宮遠徵沒賭錯,宮子羽果然是純善之人,他對著父親道,“父親,遠徵說的沒錯,不能……”
“你不知道你尚角哥哥的病嗎?”宮鴻羽掃他一眼,沉聲冷意,“當年,尚角病發成什麼樣子了,你們都忘了?現在不採取措施,難道要把他送去精神病院嗎?”
“現下,你們覺得我無情冷酷,那請諸位給我一個更好地辦法,怎麼又不傷害尚角,又能不傷害在場的各位?”
宮鴻羽一番話叫現場有些不忍的眾人踟躕了,很多時候宮鴻羽只不過放大了他們心中的貪慾,就促成了於已有利的事。
宮子羽還想說什麼,宮鴻羽一個冷眼掃過去,他當即打了個寒顫,“父親,尚角哥為什麼會發病?”
宮遠徵冷笑,“是啊,我哥好端端的怎麼會發病?”
“許是我操之過急了,今晚的煙花還是刺激到他了。”茗霧扶著宮鴻羽的胳膊,宮鴻羽揮手叫她別動,自已轉身朝著宮紫商宮子羽等人道,“紫商你們幾個可能不知道,這麼多年宮家為什麼不再放煙花的原因,正是因為尚角,他當年目睹泠夫人車禍現場的二次爆炸,有了心理陰影,醒過來以後就不太正常……”
“四叔,我們明白的,你都是為了宮家好。

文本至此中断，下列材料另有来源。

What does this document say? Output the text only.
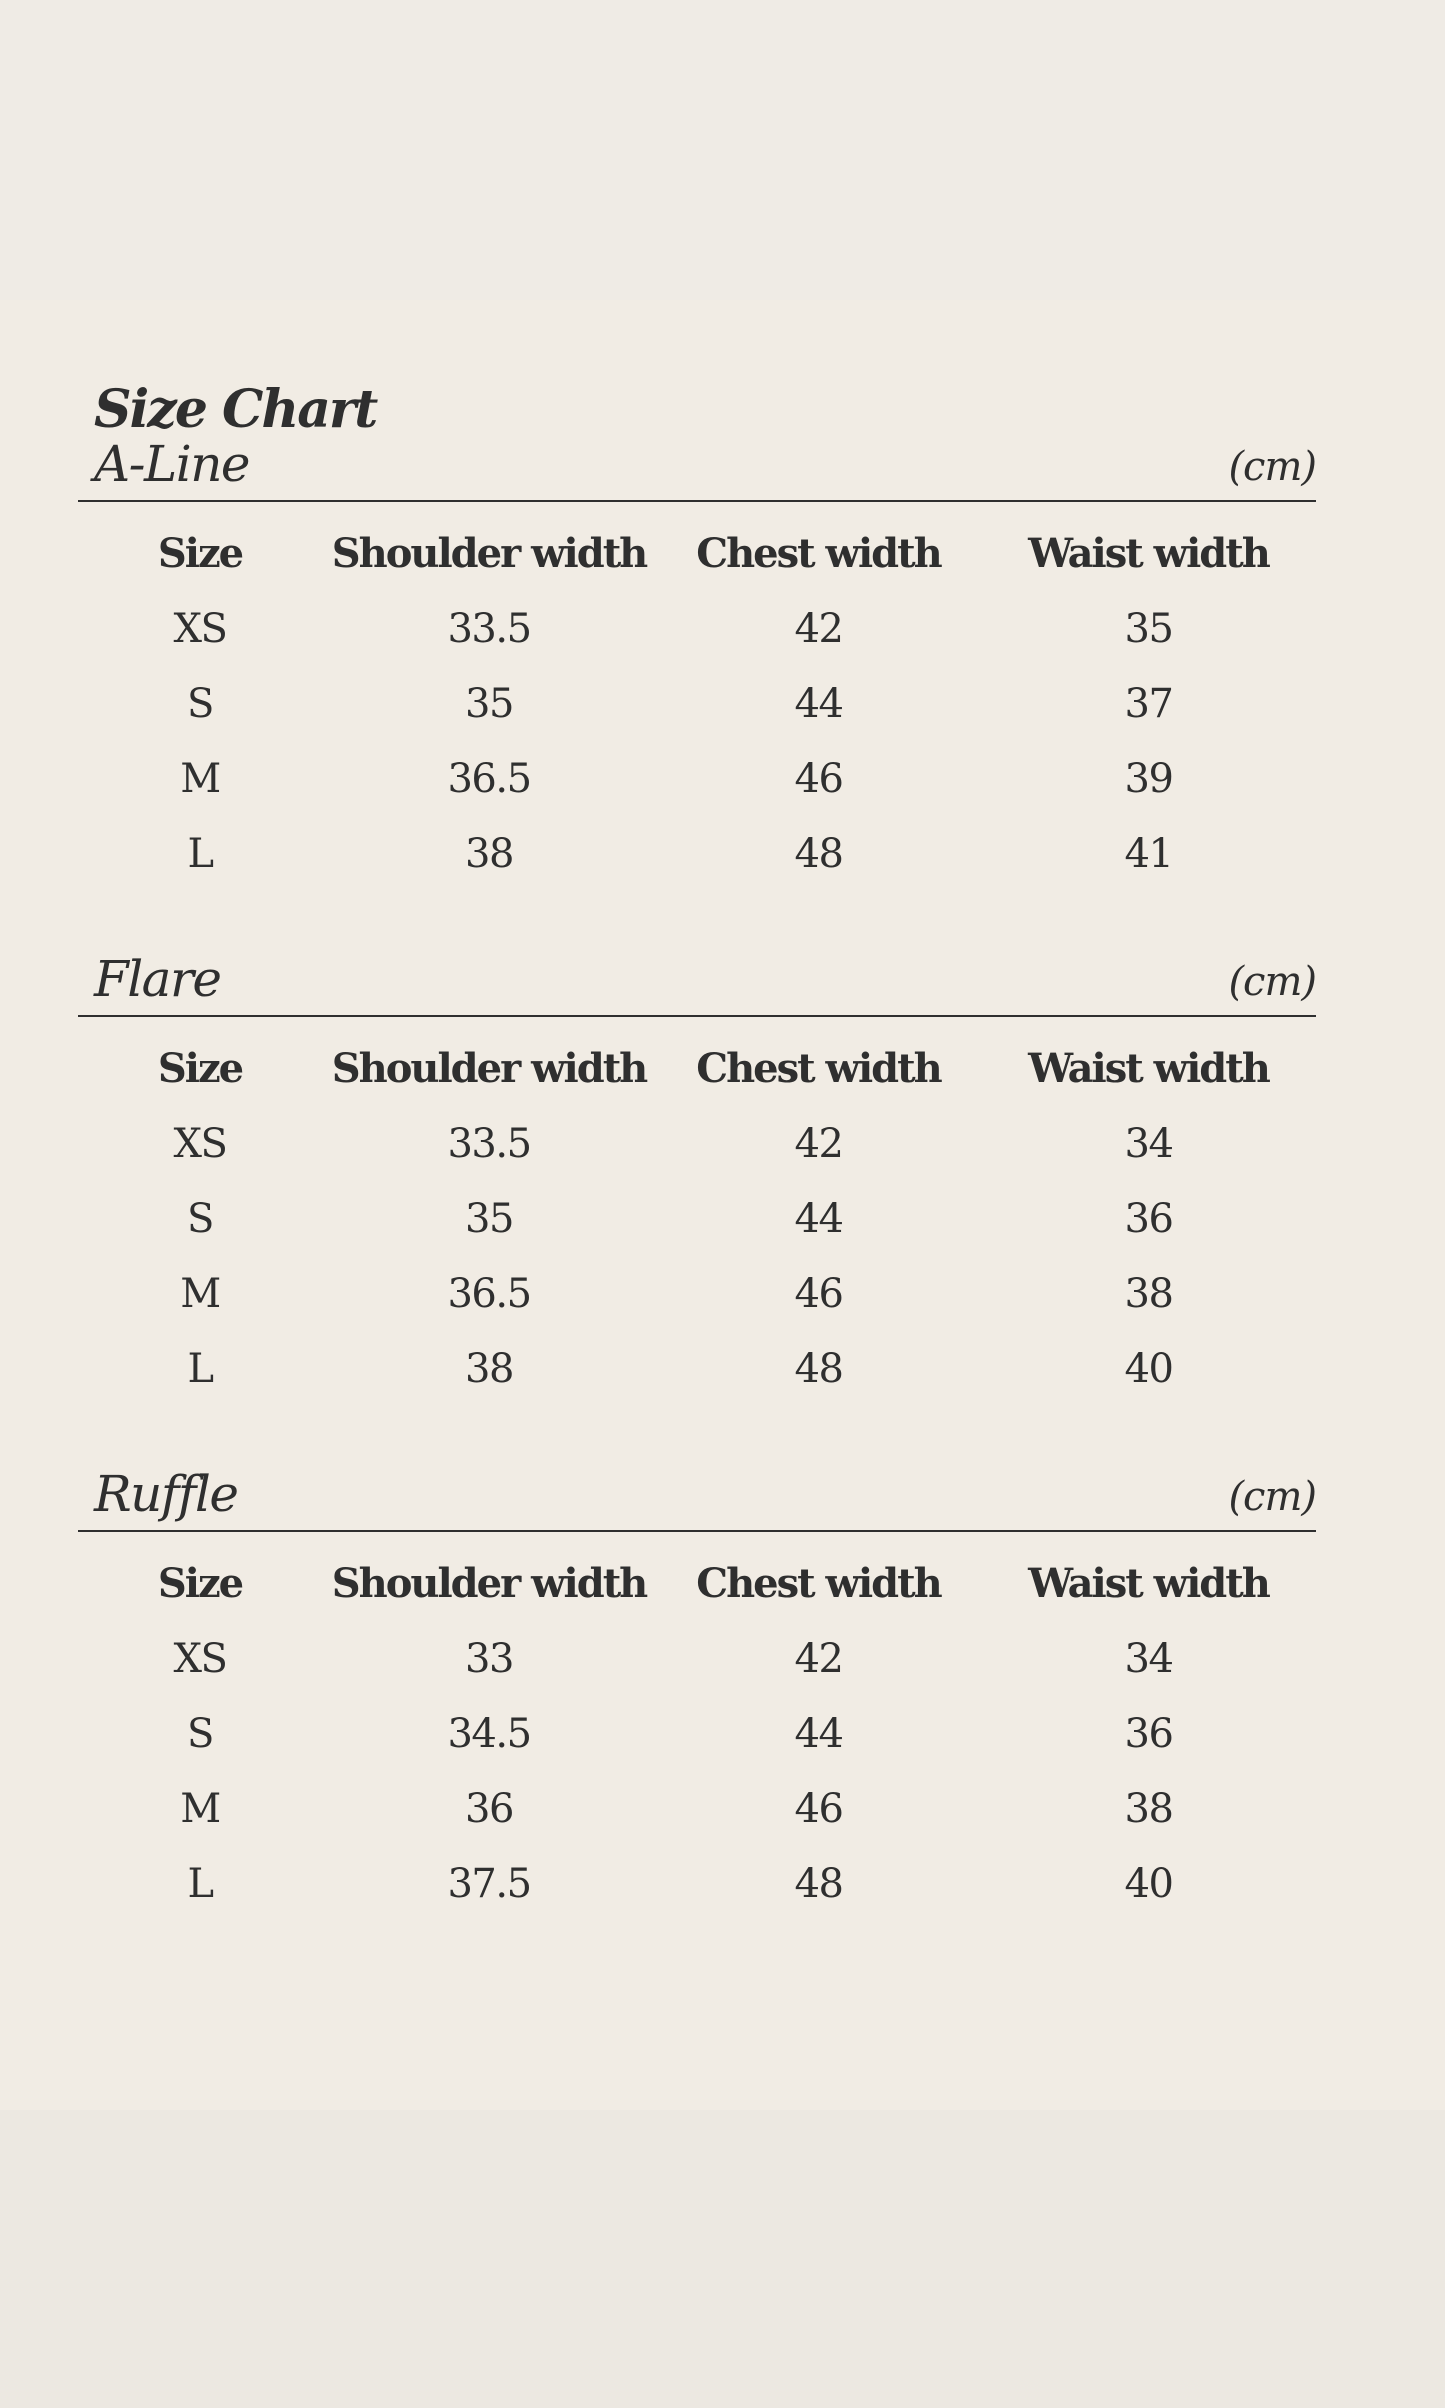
Size Chart
A-Line	(cm)
Size	Shoulder width	Chest width	Waist width
XS	33.5	42	35
S	35	44	37
M	36.5	46	39
L	38	48	41
Flare	(cm)
Size	Shoulder width	Chest width	Waist width
XS	33.5	42	34
S	35	44	36
M	36.5	46	38
L	38	48	40
Ruffle	(cm)
Size	Shoulder width	Chest width	Waist width
XS	33	42	34
S	34.5	44	36
M	36	46	38
L	37.5	48	40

”
宮遠徵氣的不行,“他說什麼你就信?宮紫商你真是個豬腦子!”
“宮遠徵你是不是沒有心啊,你懂不懂什麼叫真心什麼叫溫暖,怪不得都說你是個無情無義的怪物!”宮紫商應激怒吼。
宮紫商從小就很信任宮鴻羽,因為年幼喪母,父親的冷落讓宮紫商過得並不好,但宮鴻羽一直擋在她身前,培養她鼓勵她,可以說宮紫商能成為宮紫商,除了自已的理工天賦,其實也要感謝宮鴻羽。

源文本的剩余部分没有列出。